Nu, achttien jaar later, staan er aan het Wilhelminaplein en het
Zaailand maar liefst drie kloeke gebouwen, waarin ongeveer driemaal
zoveel mensen aan de rechtspraak werken als in 1984. Die groei staat
in geen enkele verhouding tot de ontwikkeling van de
bevolkingsaantallen in Fryslân, maar weerspiegelt het geïntensiveerde
en nog altijd sterk groeiende beroep dat de samenleving op de
rechtspraak doet. De rechtbank speelt daar op in door nieuwe
organisatievormen in praktijk te brengen, die passen bij de huidige
schaalverhoudingen en bij de nieuwe zakelijkheid, die onder meer tot
uitdrukking komt in een ons opgelegde budgettaire discipline.

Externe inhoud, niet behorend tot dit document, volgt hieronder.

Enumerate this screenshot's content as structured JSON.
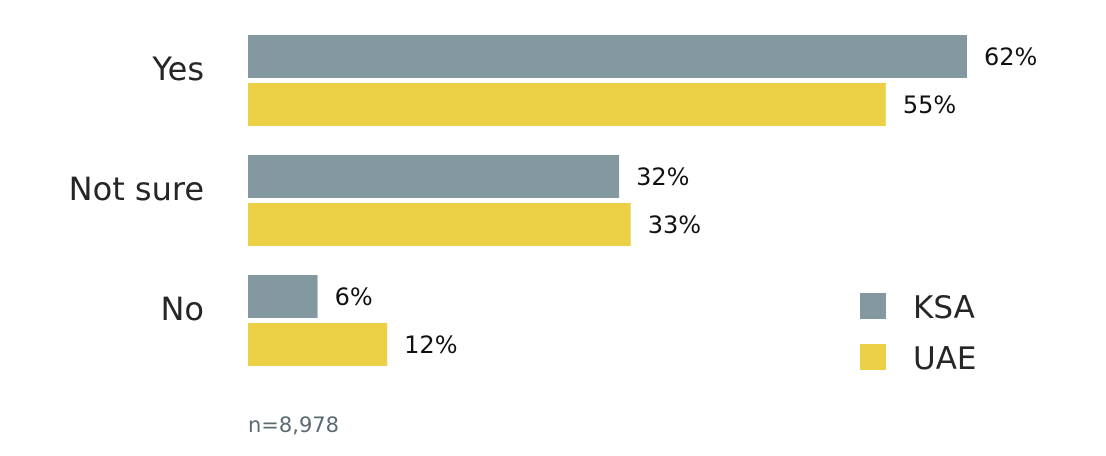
{
  "chart_data": {
    "type": "bar",
    "orientation": "horizontal",
    "categories": [
      "Yes",
      "Not sure",
      "No"
    ],
    "series": [
      {
        "name": "KSA",
        "values": [
          62,
          32,
          6
        ],
        "labels": [
          "62%",
          "32%",
          "6%"
        ],
        "color": "#84999f"
      },
      {
        "name": "UAE",
        "values": [
          55,
          33,
          12
        ],
        "labels": [
          "55%",
          "33%",
          "12%"
        ],
        "color": "#ebcf45"
      }
    ],
    "xlim": [
      0,
      62
    ],
    "grid": false,
    "legend_position": "bottom-right",
    "note": "n=8,978"
  }
}
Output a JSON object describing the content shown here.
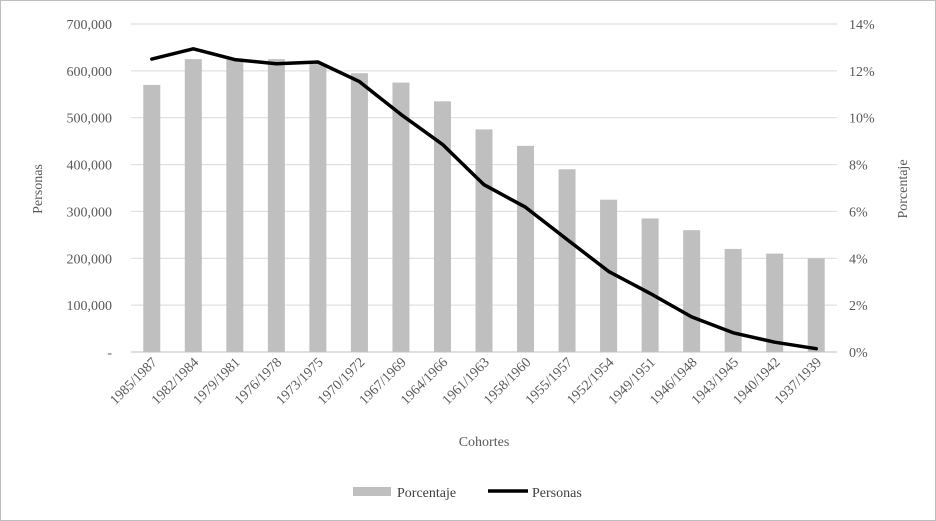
{
  "chart_data": {
    "type": "bar",
    "title": "",
    "xlabel": "Cohortes",
    "ylabel": "Personas",
    "y2label": "Porcentaje",
    "categories": [
      "1985/1987",
      "1982/1984",
      "1979/1981",
      "1976/1978",
      "1973/1975",
      "1970/1972",
      "1967/1969",
      "1964/1966",
      "1961/1963",
      "1958/1960",
      "1955/1957",
      "1952/1954",
      "1949/1951",
      "1946/1948",
      "1943/1945",
      "1940/1942",
      "1937/1939"
    ],
    "series": [
      {
        "name": "Porcentaje",
        "type": "bar",
        "axis": "right",
        "color": "#bfbfbf",
        "values": [
          11.4,
          12.5,
          12.5,
          12.5,
          12.3,
          11.9,
          11.5,
          10.7,
          9.5,
          8.8,
          7.8,
          6.5,
          5.7,
          5.2,
          4.4,
          4.2,
          4.0
        ]
      },
      {
        "name": "Personas",
        "type": "line",
        "axis": "left",
        "color": "#000000",
        "values": [
          625000,
          647000,
          624000,
          615000,
          619000,
          577000,
          507000,
          443000,
          357000,
          309000,
          240000,
          172000,
          125000,
          75000,
          41000,
          21000,
          7000
        ]
      }
    ],
    "ylim": [
      0,
      700000
    ],
    "y2lim": [
      0,
      14
    ],
    "y_ticks": [
      "-",
      "100,000",
      "200,000",
      "300,000",
      "400,000",
      "500,000",
      "600,000",
      "700,000"
    ],
    "y2_ticks": [
      "0%",
      "2%",
      "4%",
      "6%",
      "8%",
      "10%",
      "12%",
      "14%"
    ],
    "grid": true,
    "legend_position": "bottom"
  }
}
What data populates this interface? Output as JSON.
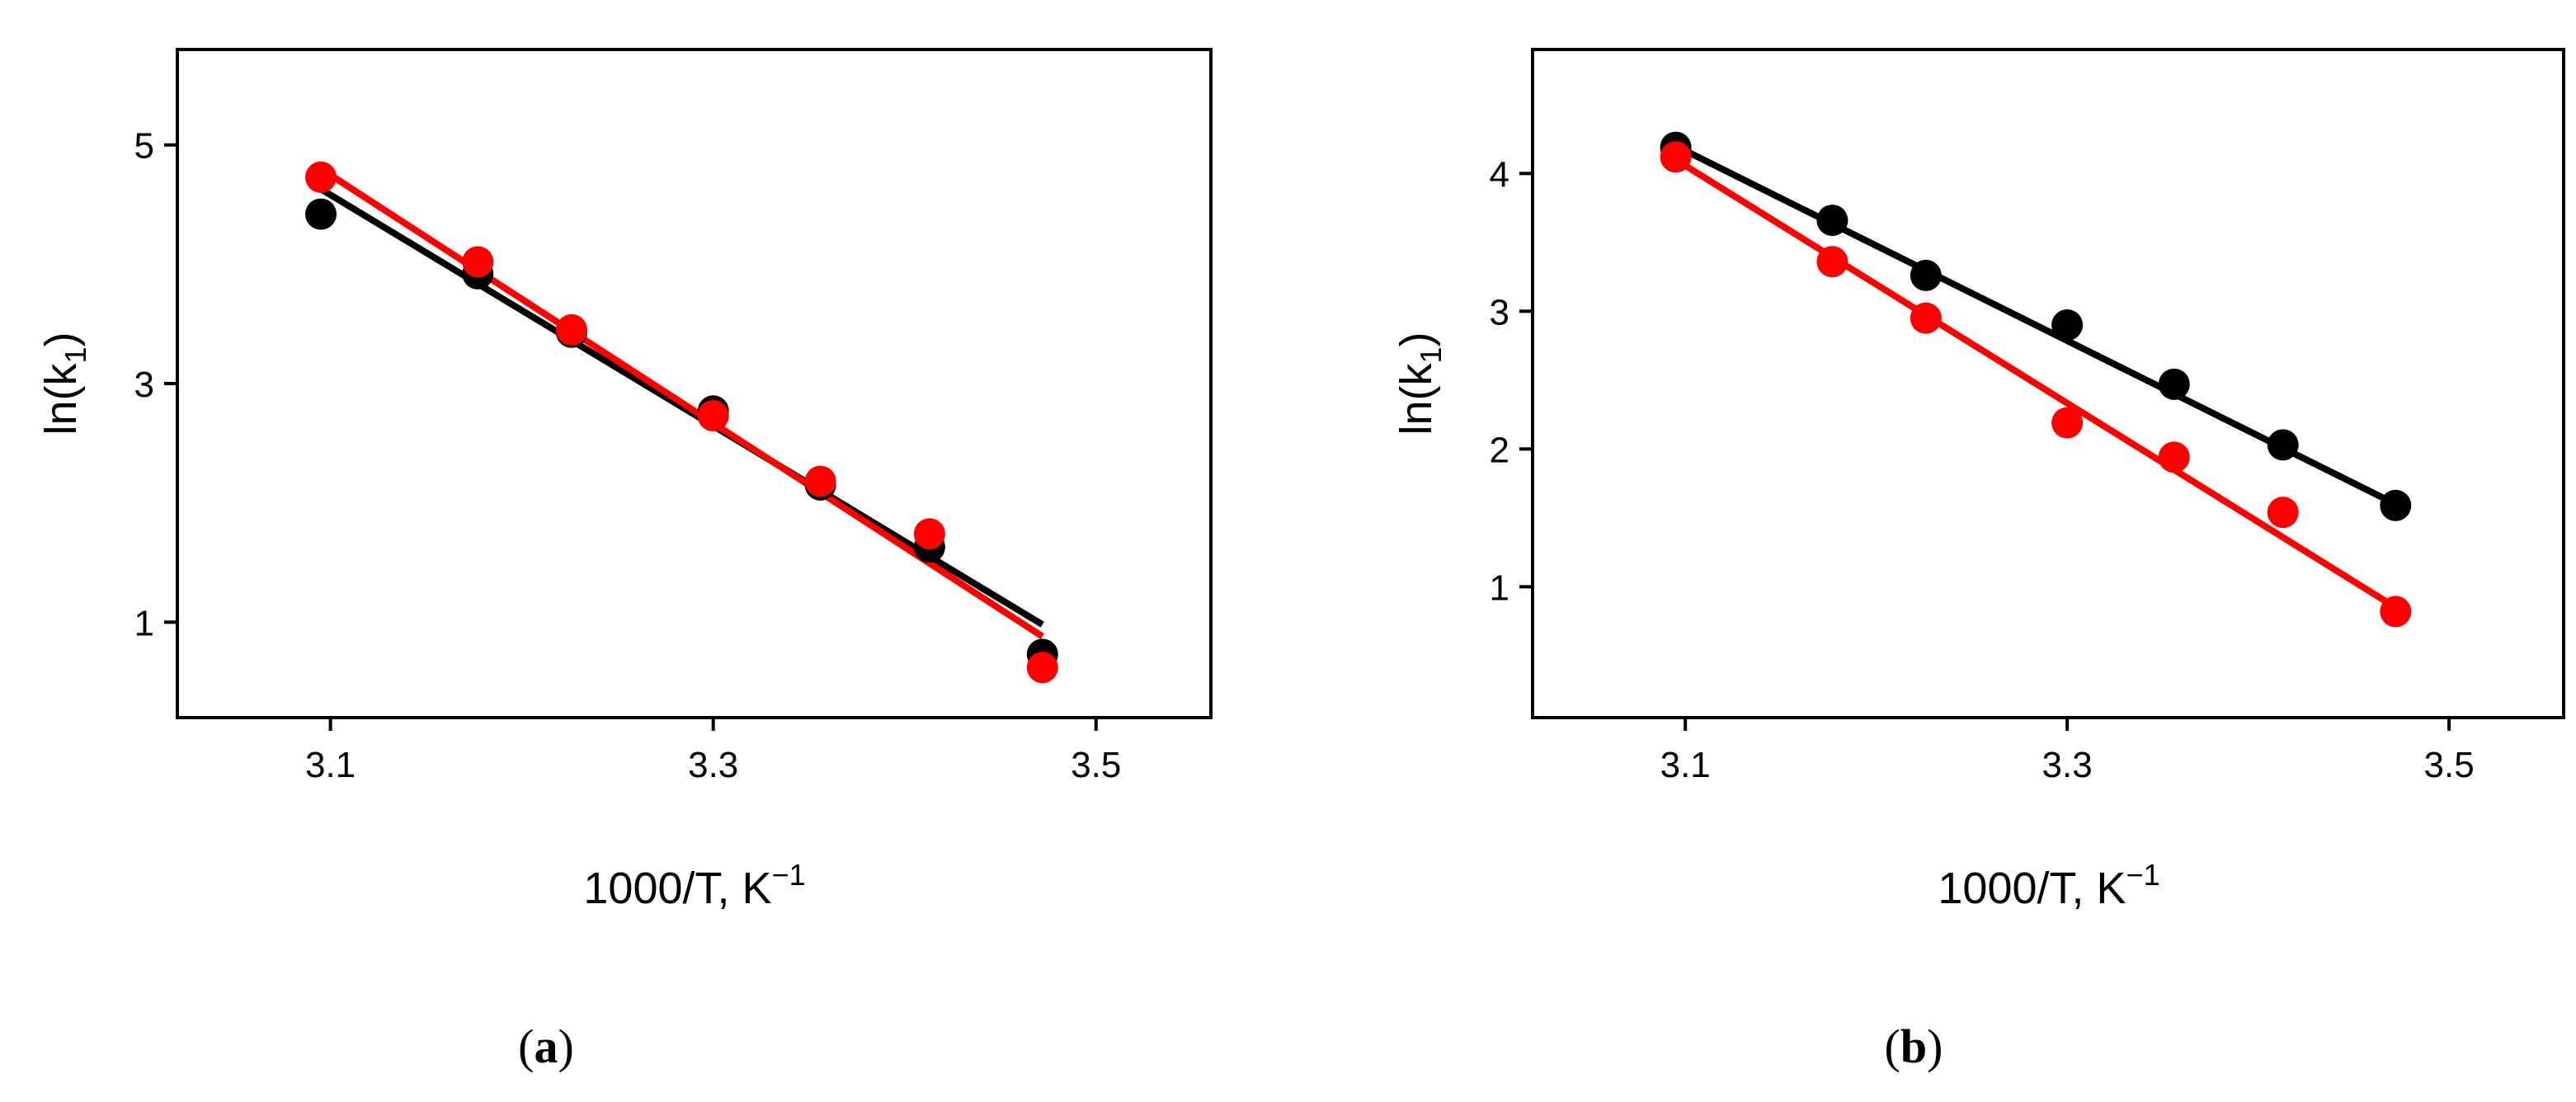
{
  "chart_data": [
    {
      "type": "scatter",
      "panel_label": {
        "open": "(",
        "letter": "a",
        "close": ")"
      },
      "xlabel": {
        "main": "1000/T, K",
        "sup": "−1"
      },
      "ylabel": {
        "main": "ln(k",
        "sub": "1",
        "close": ")"
      },
      "xlim": [
        3.02,
        3.56
      ],
      "ylim": [
        0.2,
        5.8
      ],
      "xticks": [
        3.1,
        3.3,
        3.5
      ],
      "xtick_labels": [
        "3.1",
        "3.3",
        "3.5"
      ],
      "yticks": [
        1,
        3,
        5
      ],
      "ytick_labels": [
        "1",
        "3",
        "5"
      ],
      "grid": false,
      "series": [
        {
          "color": "#000000",
          "x": [
            3.095,
            3.177,
            3.226,
            3.3,
            3.356,
            3.413,
            3.472
          ],
          "y": [
            4.42,
            3.92,
            3.43,
            2.77,
            2.15,
            1.63,
            0.73
          ],
          "fit": {
            "x": [
              3.095,
              3.472
            ],
            "y": [
              4.63,
              0.98
            ]
          }
        },
        {
          "color": "#ff0000",
          "x": [
            3.095,
            3.177,
            3.226,
            3.3,
            3.356,
            3.413,
            3.472
          ],
          "y": [
            4.73,
            4.02,
            3.45,
            2.73,
            2.18,
            1.74,
            0.62
          ],
          "fit": {
            "x": [
              3.095,
              3.472
            ],
            "y": [
              4.8,
              0.88
            ]
          }
        }
      ]
    },
    {
      "type": "scatter",
      "panel_label": {
        "open": "(",
        "letter": "b",
        "close": ")"
      },
      "xlabel": {
        "main": "1000/T, K",
        "sup": "−1"
      },
      "ylabel": {
        "main": "ln(k",
        "sub": "1",
        "close": ")"
      },
      "xlim": [
        3.02,
        3.56
      ],
      "ylim": [
        0.05,
        4.9
      ],
      "xticks": [
        3.1,
        3.3,
        3.5
      ],
      "xtick_labels": [
        "3.1",
        "3.3",
        "3.5"
      ],
      "yticks": [
        1,
        2,
        3,
        4
      ],
      "ytick_labels": [
        "1",
        "2",
        "3",
        "4"
      ],
      "grid": false,
      "series": [
        {
          "color": "#000000",
          "x": [
            3.095,
            3.177,
            3.226,
            3.3,
            3.356,
            3.413,
            3.472
          ],
          "y": [
            4.19,
            3.66,
            3.26,
            2.9,
            2.47,
            2.03,
            1.59
          ],
          "fit": {
            "x": [
              3.095,
              3.472
            ],
            "y": [
              4.2,
              1.6
            ]
          }
        },
        {
          "color": "#ff0000",
          "x": [
            3.095,
            3.177,
            3.226,
            3.3,
            3.356,
            3.413,
            3.472
          ],
          "y": [
            4.12,
            3.36,
            2.95,
            2.19,
            1.94,
            1.54,
            0.82
          ],
          "fit": {
            "x": [
              3.095,
              3.472
            ],
            "y": [
              4.1,
              0.85
            ]
          }
        }
      ]
    }
  ]
}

De groei
moet voorlopig doorgaan, willen we met dezelfde inzet en kwaliteit het
zaaksaanbod aankunnen. Het aanbod van strafzaken zal de komende jaren
naar verwachting nog sterk blijven toenemen. De groei van het
zaaksaanbod is het gevolg van ingrijpende maatschappelijke
veranderingen, die ons voor nog onopgeloste problemen hebben gesteld.
In de afgelopen tientallen jaren is de criminaliteit sterk gestegen.
Maar met die sterke stijging van het aantal geregistreerde delicten
heeft het percentage opgehelderde zaken geen gelijke tred gehouden.
Een enkel cijfer verduidelijkt dit beeld: Vanaf 1960 is er sprake van
een vertienvoudiging van de geregistreerde criminaliteit.
Daartegenover staat 'slechts' ruim een verdrievoudiging van de
opgelegde sancties, inclusief OM-transacties. De toepassing van het
strafrecht is dus weliswaar driemaal zo intensief geworden, maar de
groei van het aantal sancties is desondanks sterk achtergebleven bij
de enorme stijging van de criminaliteitscijfers. Wetenschappers
schatten op basis van enquêtes dat in 1999 in Nederland waarschijnlijk
4,8 miljoen misdrijven zijn gepleegd. Daarvan heeft de politie nog
geen 5 % opgelost, ook omdat van de meeste feiten niet eens aangifte
werd gedaan. Er waren naar schatting 980.000 geweldsincidenten,
waarvan er maar 86.000 ter kennis van de politie werden gebracht. Die
miljoenen misdrijven komen niet zo maar uit de lucht vallen. Ze zijn
in belangrijke mate het gevolg van het vrijheidsgevoel van de burger,
dat de laatste decennia zo groot is geworden dat veel mensen zich niet
of nauwelijks meer gebonden achten aan regels en zelfdiscipline uit de
mode is geraakt.
Ik vind dit onthutsende getallen. Ik denk dat wij er geen genoegen mee
moeten nemen dat dit zo blijft. Veel te veel misdrijven worden niet
bestraft. Wat willen wij daar in de komende jaren tegenover stellen?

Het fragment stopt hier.